One important next step in turning LLVM into a first-class
autovectorizing compiler will be to incorporate target information into
the vectorization logic. To really make good decisions regarding what
is profitable to vectorize, and how that vectorization should be done,
it will be important for the vectorization pass(es) to understand the
underlying target capabilities. The same will hold true for various
kinds of loop iteration-space transformations.
As I recall, Chris suggested to me some months ago the following
work-around: allow optimization passes to access target lowering info
only when it is available.

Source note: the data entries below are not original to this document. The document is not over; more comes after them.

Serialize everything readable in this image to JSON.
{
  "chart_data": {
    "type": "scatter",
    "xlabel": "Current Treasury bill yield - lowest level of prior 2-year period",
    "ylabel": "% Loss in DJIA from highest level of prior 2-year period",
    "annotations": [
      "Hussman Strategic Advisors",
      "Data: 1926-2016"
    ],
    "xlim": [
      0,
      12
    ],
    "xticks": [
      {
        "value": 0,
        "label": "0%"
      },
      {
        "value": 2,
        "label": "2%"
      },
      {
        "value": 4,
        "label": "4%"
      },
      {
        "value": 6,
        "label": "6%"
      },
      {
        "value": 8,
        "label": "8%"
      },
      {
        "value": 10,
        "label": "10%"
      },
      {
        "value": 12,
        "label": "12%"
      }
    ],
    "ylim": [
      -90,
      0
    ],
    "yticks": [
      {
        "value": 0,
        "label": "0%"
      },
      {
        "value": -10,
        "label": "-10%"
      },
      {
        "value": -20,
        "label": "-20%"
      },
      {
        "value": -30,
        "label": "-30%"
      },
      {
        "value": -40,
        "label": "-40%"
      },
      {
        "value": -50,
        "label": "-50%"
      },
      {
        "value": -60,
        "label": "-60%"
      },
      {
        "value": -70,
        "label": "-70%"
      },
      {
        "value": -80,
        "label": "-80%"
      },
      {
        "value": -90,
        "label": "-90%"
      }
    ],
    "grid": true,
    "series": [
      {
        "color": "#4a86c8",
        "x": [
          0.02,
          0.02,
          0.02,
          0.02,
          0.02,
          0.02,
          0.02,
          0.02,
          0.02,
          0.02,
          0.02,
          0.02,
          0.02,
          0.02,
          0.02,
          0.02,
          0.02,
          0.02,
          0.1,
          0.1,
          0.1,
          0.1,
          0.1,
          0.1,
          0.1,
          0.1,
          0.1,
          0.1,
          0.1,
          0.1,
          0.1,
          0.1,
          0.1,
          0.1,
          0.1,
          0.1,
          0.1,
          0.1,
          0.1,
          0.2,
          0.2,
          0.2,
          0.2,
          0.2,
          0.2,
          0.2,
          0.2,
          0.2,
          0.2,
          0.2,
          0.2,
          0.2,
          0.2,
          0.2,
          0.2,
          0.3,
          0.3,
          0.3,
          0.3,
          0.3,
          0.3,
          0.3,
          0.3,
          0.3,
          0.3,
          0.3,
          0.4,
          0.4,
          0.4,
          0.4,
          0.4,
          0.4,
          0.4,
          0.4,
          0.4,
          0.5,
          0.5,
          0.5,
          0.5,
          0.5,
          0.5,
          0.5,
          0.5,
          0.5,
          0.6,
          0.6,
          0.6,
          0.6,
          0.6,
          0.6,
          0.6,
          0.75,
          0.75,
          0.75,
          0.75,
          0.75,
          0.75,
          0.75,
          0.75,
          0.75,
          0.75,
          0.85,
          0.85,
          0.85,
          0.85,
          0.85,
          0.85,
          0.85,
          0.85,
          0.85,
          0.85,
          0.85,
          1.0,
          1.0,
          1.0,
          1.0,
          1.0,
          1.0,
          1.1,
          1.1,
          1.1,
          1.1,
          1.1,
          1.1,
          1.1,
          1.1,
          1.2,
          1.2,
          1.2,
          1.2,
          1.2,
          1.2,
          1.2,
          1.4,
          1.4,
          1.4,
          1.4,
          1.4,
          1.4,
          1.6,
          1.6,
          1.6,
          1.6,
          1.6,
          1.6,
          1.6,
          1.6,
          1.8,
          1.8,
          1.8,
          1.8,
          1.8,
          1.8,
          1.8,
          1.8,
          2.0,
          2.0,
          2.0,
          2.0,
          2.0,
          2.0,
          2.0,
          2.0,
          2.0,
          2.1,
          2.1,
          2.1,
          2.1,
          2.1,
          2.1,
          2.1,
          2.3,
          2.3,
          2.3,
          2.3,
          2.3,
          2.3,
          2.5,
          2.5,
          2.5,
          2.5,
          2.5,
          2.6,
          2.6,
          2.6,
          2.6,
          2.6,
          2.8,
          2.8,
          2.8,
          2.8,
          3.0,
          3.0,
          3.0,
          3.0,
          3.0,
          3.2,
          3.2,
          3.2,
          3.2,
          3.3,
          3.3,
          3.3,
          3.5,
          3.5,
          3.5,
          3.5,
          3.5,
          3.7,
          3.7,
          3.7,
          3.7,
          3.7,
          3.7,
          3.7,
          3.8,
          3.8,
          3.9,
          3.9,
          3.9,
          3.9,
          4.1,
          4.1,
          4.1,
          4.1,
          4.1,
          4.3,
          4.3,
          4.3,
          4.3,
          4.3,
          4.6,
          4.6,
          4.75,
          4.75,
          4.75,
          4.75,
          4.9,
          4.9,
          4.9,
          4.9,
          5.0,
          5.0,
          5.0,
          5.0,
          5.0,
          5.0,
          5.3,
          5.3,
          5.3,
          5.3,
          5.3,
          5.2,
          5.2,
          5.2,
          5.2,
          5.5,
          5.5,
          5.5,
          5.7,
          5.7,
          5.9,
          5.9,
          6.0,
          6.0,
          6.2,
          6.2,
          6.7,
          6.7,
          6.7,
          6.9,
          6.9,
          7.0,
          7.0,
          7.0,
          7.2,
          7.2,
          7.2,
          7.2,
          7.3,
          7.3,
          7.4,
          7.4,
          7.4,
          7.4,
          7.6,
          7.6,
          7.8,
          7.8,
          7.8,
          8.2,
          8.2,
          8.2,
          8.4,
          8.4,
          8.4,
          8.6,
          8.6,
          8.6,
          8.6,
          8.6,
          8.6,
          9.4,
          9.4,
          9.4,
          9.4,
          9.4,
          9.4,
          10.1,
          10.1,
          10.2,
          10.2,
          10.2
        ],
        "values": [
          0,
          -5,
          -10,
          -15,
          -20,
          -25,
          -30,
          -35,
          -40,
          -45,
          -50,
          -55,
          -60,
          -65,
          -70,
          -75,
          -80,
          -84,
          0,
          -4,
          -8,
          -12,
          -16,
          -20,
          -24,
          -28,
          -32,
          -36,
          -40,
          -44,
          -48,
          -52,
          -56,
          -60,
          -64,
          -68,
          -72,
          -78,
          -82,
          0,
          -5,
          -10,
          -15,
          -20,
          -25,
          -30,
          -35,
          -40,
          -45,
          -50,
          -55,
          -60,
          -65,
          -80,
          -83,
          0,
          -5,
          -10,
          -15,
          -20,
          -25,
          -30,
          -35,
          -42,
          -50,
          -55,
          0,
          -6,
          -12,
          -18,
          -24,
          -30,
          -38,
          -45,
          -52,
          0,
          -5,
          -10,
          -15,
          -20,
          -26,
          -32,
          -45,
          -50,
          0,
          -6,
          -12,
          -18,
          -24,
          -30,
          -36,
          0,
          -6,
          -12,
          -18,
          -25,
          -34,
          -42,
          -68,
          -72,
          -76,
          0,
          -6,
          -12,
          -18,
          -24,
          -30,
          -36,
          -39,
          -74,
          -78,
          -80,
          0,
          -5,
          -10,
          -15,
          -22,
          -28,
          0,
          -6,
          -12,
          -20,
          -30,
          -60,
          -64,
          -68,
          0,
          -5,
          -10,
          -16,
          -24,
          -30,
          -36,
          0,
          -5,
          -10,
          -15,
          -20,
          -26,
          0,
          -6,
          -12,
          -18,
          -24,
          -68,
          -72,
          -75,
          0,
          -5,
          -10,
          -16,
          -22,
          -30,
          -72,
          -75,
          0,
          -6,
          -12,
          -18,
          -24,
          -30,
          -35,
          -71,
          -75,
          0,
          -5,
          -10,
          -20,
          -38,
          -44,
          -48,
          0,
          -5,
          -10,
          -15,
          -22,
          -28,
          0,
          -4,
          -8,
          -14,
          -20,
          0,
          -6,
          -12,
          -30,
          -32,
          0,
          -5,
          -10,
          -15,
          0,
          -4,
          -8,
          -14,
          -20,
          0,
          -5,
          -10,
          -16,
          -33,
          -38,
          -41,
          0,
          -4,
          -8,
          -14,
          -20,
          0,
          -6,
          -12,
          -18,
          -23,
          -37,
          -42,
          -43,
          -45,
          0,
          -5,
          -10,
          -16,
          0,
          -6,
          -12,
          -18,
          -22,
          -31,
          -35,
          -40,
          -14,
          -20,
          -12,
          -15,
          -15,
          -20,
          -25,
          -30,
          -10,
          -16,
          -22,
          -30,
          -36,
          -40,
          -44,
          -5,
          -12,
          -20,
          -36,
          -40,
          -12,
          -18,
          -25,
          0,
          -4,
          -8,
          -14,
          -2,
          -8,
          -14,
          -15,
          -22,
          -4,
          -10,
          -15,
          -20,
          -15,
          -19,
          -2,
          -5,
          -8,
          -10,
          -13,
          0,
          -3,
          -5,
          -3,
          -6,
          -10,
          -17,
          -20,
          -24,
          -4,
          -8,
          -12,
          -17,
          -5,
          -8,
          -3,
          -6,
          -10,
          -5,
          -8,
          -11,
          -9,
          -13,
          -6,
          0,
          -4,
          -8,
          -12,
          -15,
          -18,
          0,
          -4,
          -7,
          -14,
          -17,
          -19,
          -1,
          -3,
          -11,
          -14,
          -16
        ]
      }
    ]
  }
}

Specifically this means that only for
frontends (like clang) that link in both the optimization passes and
codegen, we would provide some mechanism for providing a TLI instance
to the optimization passes. While I think this could certainly be made
to work, it seems suboptimal. It would mean that 'opt' could no longer
perform the same level of optimization as 'clang' with equivalent
inputs. That being the case, I think that over time 'opt' would simply
fall out of use. My general question is this: What do we gain by
keeping a strict separation between the
(mostly-target-independent) optimization layer and the codegen layer?
To partially answer my own question, I can think of one advantage: It
keeps us from being lazy. Specifically, it forces us to keep a single
canonical expression form that is handed to the backends. The eases the
maintenance burden by forcing a certain amount of generality into the
whole system and by limiting target-specific variants of the
canonical expression forms. This makes it harder to break things in odd
ways with seemingly-innocuous changes.
I fear, however, that this leads to a system which is generally
good, but not great on any particular target. Furthermore, it is
sometimes very difficult or impossible for the backends to undo bad
decisions made by the target-independent optimization layer. I think
it is time to reconsider this separation and make optimization a truly
target-dependent process where needed. Obviously, we should not make
target-dependent decisions where they're not necessary, and we should
introduce appropriate abstraction layers to characterize target
differences. Nevertheless, the most efficient and maintainable way to
provide target information to the optimization passes will be to
provide that information directly from the backend code (and
associated tablegen files).
I would like to hear other opinions on this.